Por fin terminó. Era hora de iniciar gran su plan.
Esa noche buscó a Apolión. Lo encontró por el rumbo de Las Coloradas. Sin perder tiempo roció un poco de raicilla alrededor, para llamar la atención del diablito. Éste, al percibir el aroma de la terrenal tentación se fue en pos de ella. Lelahel comenzó a llenar rápidamente botecitos de aluminio con raicilla, y los fue dejando por la orilla del camino, hasta llegar al pozo, en la capilla.
Apolión los fue siguiendo, Rayita, punto y encontró el primero, rayita, punto y encontró el segundo, rayita, punto y otro. Pasó por la plaza en oscura madrugada, cantando: – ¡Ando buscando un noviiillooo, que del morral se salió... ja ja ja del morral! – y así llegó hasta la capilla de San Miguel. Ahí, Lelahel lo esperaba. Alrededor del pozo había colocado los botes que le quedaban. El pobre de Apolión apenas pudo trepar al campanario. Cuando quiso bajar resbaló y se puso un maldito diablazo que, según se cuenta, le acomodó la patita de gallo. No supo más de sí, porque de tantas maromas que dio… hasta el hoyo fue a caer por su propia voluntad. Lelahel aprovechó y rápidamente puso la estatua de San Miguel arriba del pozo. Después de eso, la magia celestial se encargó de sellar el agujero para siempre.

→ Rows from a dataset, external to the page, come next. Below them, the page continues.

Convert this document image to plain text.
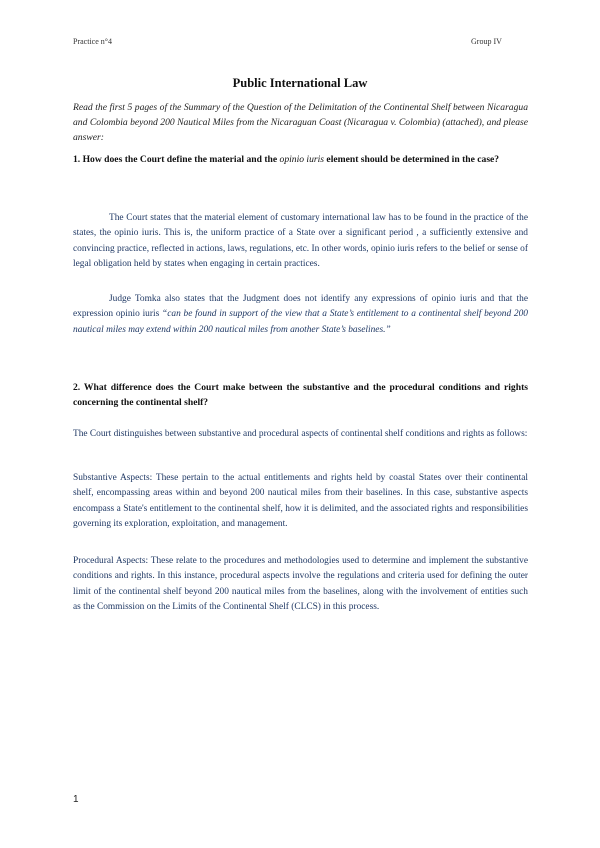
Practice n°4	Group IV
Public International Law
Read the first 5 pages of the Summary of the Question of the Delimitation of the Continental Shelf between Nicaragua and Colombia beyond 200 Nautical Miles from the Nicaraguan Coast (Nicaragua v. Colombia) (attached), and please answer:
1. How does the Court define the material and the opinio iuris element should be determined in the case?
The Court states that the material element of customary international law has to be found in the practice of the states, the opinio iuris. This is, the uniform practice of a State over a significant period , a sufficiently extensive and convincing practice, reflected in actions, laws, regulations, etc. In other words, opinio iuris refers to the belief or sense of legal obligation held by states when engaging in certain practices.
Judge Tomka also states that the Judgment does not identify any expressions of opinio iuris and that the expression opinio iuris “can be found in support of the view that a State’s entitlement to a continental shelf beyond 200 nautical miles may extend within 200 nautical miles from another State’s baselines.”
2. What difference does the Court make between the substantive and the procedural conditions and rights concerning the continental shelf?
The Court distinguishes between substantive and procedural aspects of continental shelf conditions and rights as follows:
Substantive Aspects: These pertain to the actual entitlements and rights held by coastal States over their continental shelf, encompassing areas within and beyond 200 nautical miles from their baselines. In this case, substantive aspects encompass a State's entitlement to the continental shelf, how it is delimited, and the associated rights and responsibilities governing its exploration, exploitation, and management.
Procedural Aspects: These relate to the procedures and methodologies used to determine and implement the substantive conditions and rights. In this instance, procedural aspects involve the regulations and criteria used for defining the outer limit of the continental shelf beyond 200 nautical miles from the baselines, along with the involvement of entities such as the Commission on the Limits of the Continental Shelf (CLCS) in this process.
1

Fue el fin de este “diantre de demontre”, que no tuvo cabida ni entre los diablos ni entre los hombres. Ahora está encerrado bajo la estatua de San Miguel Arcángel, sin la esperanza de ser liberado. A nadie le interesa sacarlo. Ni su patrón Lucifer se atreve a asomarse por ahí, por temor a que lo sambutan a él también.
Lelahel visitó a mi abuelo y le dijo que por haber hecho tratos con ese demonio merecía un castigo. Sin embargo, por haber contribuido a atraparlo, lo iba a perdonar.
– Ve y haz el bien. Ya no hagas más raicilla. Yo te protegeré a ti y a tu familia – le dijo el ángel antes de partir.
Y aunque Lelahel fue muy valiente, no llegó a ser general como quería. A cambio de eso le dieron un puesto menos riesgoso, pero no menos importante: ser mi ángel de la guarda.